The IBM 3380 was revolutionary not just for its storage capacity but also for its impact on the data storage industry. It represented a significant leap in technology, providing businesses with unprecedented storage capabilities that were essential for the growing demands of data processing in the 1980s.
One HDA (as pictured) cost approximately $50,000, weighed 64 pounds, and the set was stored in the largest cabinet ever used for disks, measuring one meter wide, one meter deep, and two meters high. The IBM 3380 offered customers the ability to store "up to 2.52 billion characters of information," which was four times the amount previous IBM storage devices were capable of. This came at a hefty cost.
The IBM 3380 was available in different models with various feature sets depending on customer requirements (e.g., control functions and fixed head technology). Based on those requirements, IBM 3380 storage devices were sold for $97,000 to $142,000 each, in 1980s dollars. The high cost of the IBM drive was justified by the substantial increase in storage capacity it provided. It played a crucial role in industries that required large-scale data storage, such as banking, telecommunications, and scientific research.
By 1991, IBM had squeezed 1 GB into the 3.5-inch, eight-platter 0663 Corsair HDD, and by 2018, you could purchase a 16 TB 3.5-inch Seagate hard drive off the shelf, which equates to the storage space of more than 10,000 IBM 3380 HDAs.

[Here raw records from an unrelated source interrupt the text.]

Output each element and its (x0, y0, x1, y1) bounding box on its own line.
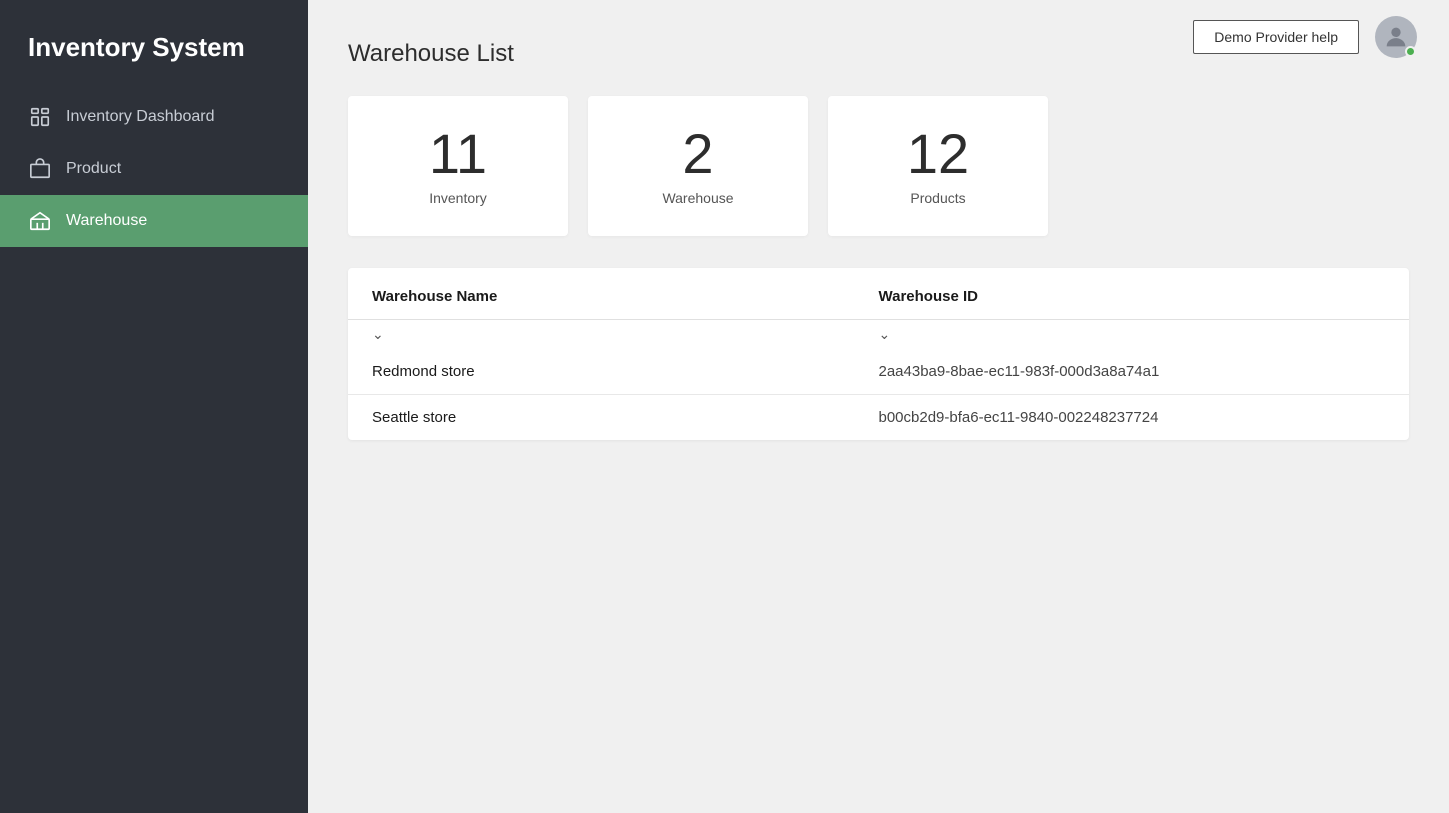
table-header: Warehouse Name Warehouse ID (348, 268, 1409, 320)
stat-card-products: 12 Products (828, 96, 1048, 236)
table-row: Seattle store b00cb2d9-bfa6-ec11-9840-00… (348, 395, 1409, 440)
table-row: ⌄ ⌄ Redmond store 2aa43ba9-8bae-ec11-983… (348, 320, 1409, 395)
dashboard-icon (28, 105, 52, 129)
avatar-online-dot (1405, 46, 1416, 57)
col-header-name: Warehouse Name (372, 288, 879, 305)
sidebar-nav: Inventory Dashboard Product Warehous (0, 91, 308, 247)
table-body: ⌄ ⌄ Redmond store 2aa43ba9-8bae-ec11-983… (348, 320, 1409, 440)
stat-card-inventory: 11 Inventory (348, 96, 568, 236)
page-title: Warehouse List (348, 40, 514, 68)
stat-label-inventory: Inventory (429, 190, 487, 206)
col-header-id: Warehouse ID (879, 288, 1386, 305)
stat-label-warehouse: Warehouse (662, 190, 733, 206)
sidebar: Inventory System Inventory Dashboard P (0, 0, 308, 813)
app-title: Inventory System (0, 0, 308, 91)
stat-number-products: 12 (907, 126, 969, 182)
sidebar-item-warehouse[interactable]: Warehouse (0, 195, 308, 247)
warehouse-id-1: 2aa43ba9-8bae-ec11-983f-000d3a8a74a1 (879, 363, 1386, 380)
data-row-1: Redmond store 2aa43ba9-8bae-ec11-983f-00… (348, 349, 1409, 394)
user-avatar[interactable] (1375, 16, 1417, 58)
help-button[interactable]: Demo Provider help (1193, 20, 1359, 54)
stat-label-products: Products (910, 190, 965, 206)
sidebar-item-dashboard[interactable]: Inventory Dashboard (0, 91, 308, 143)
sidebar-item-product[interactable]: Product (0, 143, 308, 195)
stat-number-inventory: 11 (429, 126, 487, 182)
warehouse-id-2: b00cb2d9-bfa6-ec11-9840-002248237724 (879, 409, 1386, 426)
sidebar-item-product-label: Product (66, 160, 121, 178)
sort-chevron-id-1[interactable]: ⌄ (879, 326, 1386, 343)
warehouse-table: Warehouse Name Warehouse ID ⌄ ⌄ Redmond … (348, 268, 1409, 440)
stat-card-warehouse: 2 Warehouse (588, 96, 808, 236)
sidebar-item-warehouse-label: Warehouse (66, 212, 147, 230)
warehouse-icon (28, 209, 52, 233)
product-icon (28, 157, 52, 181)
stat-number-warehouse: 2 (682, 126, 713, 182)
top-right-controls: Demo Provider help (1193, 16, 1417, 58)
warehouse-name-2[interactable]: Seattle store (372, 409, 879, 426)
sidebar-item-dashboard-label: Inventory Dashboard (66, 108, 215, 126)
data-row-2: Seattle store b00cb2d9-bfa6-ec11-9840-00… (348, 395, 1409, 440)
stats-row: 11 Inventory 2 Warehouse 12 Products (348, 96, 1409, 236)
sort-chevron-name-1[interactable]: ⌄ (372, 326, 879, 343)
main-content: Demo Provider help Warehouse List 11 Inv… (308, 0, 1449, 813)
warehouse-name-1[interactable]: Redmond store (372, 363, 879, 380)
sort-row-1: ⌄ ⌄ (348, 320, 1409, 349)
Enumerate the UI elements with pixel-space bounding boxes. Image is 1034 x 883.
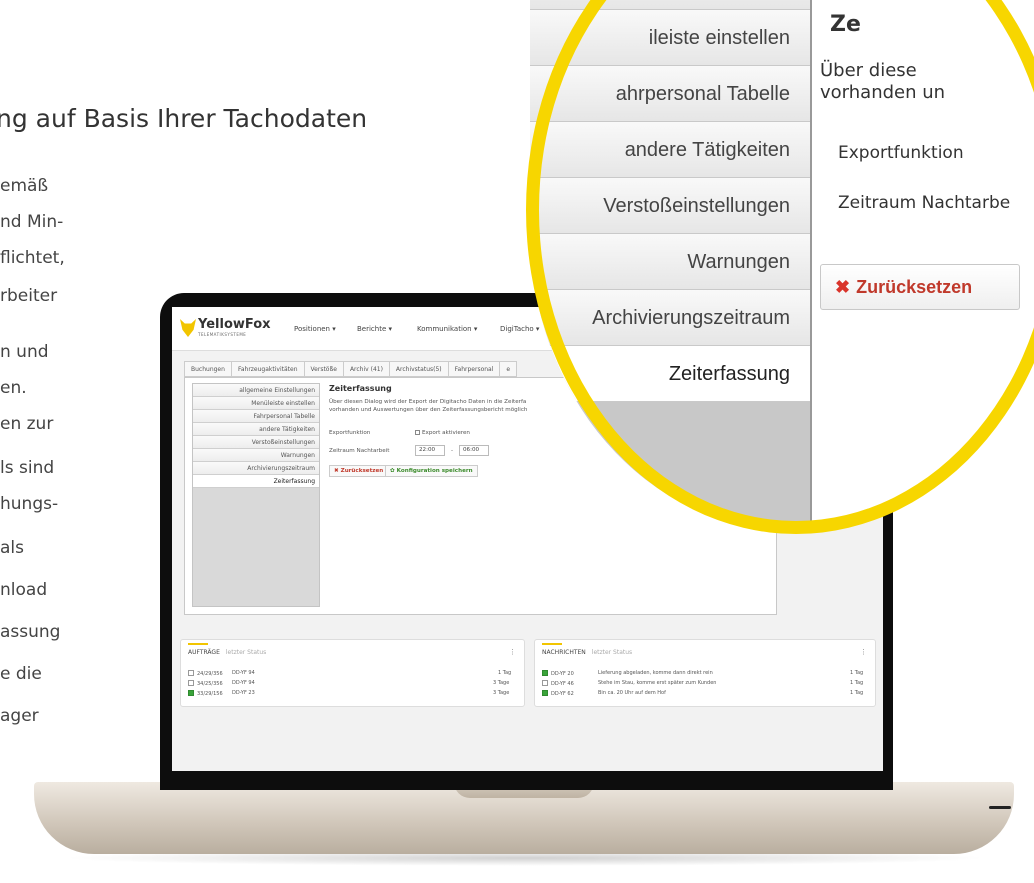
- message-text: Bin ca. 20 Uhr auf dem Hof: [598, 690, 666, 696]
- reset-button[interactable]: ✖ Zurücksetzen: [329, 465, 389, 477]
- card-accent-bar: [188, 643, 208, 645]
- export-label: Exportfunktion: [329, 430, 371, 436]
- orders-card-header: AUFTRÄGE letzter Status: [188, 643, 267, 656]
- duration: 1 Tag: [498, 670, 512, 676]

Tech History Ping!................
“Gentlemen, start your platters!”
To me, there were two significant improvements to the original IBM PC architecture. Number one was the internal hard drive. USB = #2.
My first true hard drive was 15 meg — 90 lbs
Winchester — took 3 minutes to stabilize before heads could access platters.
Hell, a DemocRAT congress-critter can store zero bytes of information on a five-hundred page piece of legislation.
And a liberal kollege pro-phessor can exceed that by a factor of ten in his/her/its book(s).
USB was a real game changer.
USB forever! Or something like it.
Did you need to park the drive heads as part of the shut down?
I remember the removable 10MB RL02 disk packs from DEC, handled a LOT of those in the 80's.
The capability and cost have both improved dramatically.
The problem: when it fails you are back to zero.
For example, the CDK software hack shut down the systems of half the car dealers in the country last week. It is still going, and will continue until at least the end of June.
They are doing sales, leasing, service, repairs all by hand.
The only parking done in the early 80s that didn’t involve the tongue.
I remember the first small one gig hard drive that fit in a memory card slot. Some $300 — for digital cameras.
Looks like it’s about the size of a Mazda Wankel engine.
Looks like you need to check your calibers.
Now there's this:
San Disk Extreme - 256 GB for $27
That’s why you backs ups and redundancy.
I started out my IT career after the Navy working on 14-inch platters. Then at Maxtor and later Seagate with 5-1/4-inch full-size Winchester drives—for years I had a 5MB drive, may still have it in a box somewhere. Now I’ve got multi-terabyte USB flash drives!
-PJ
They should add the cost of computer memory to the other FR article about how living in America is so much cheaper under Joe Biden.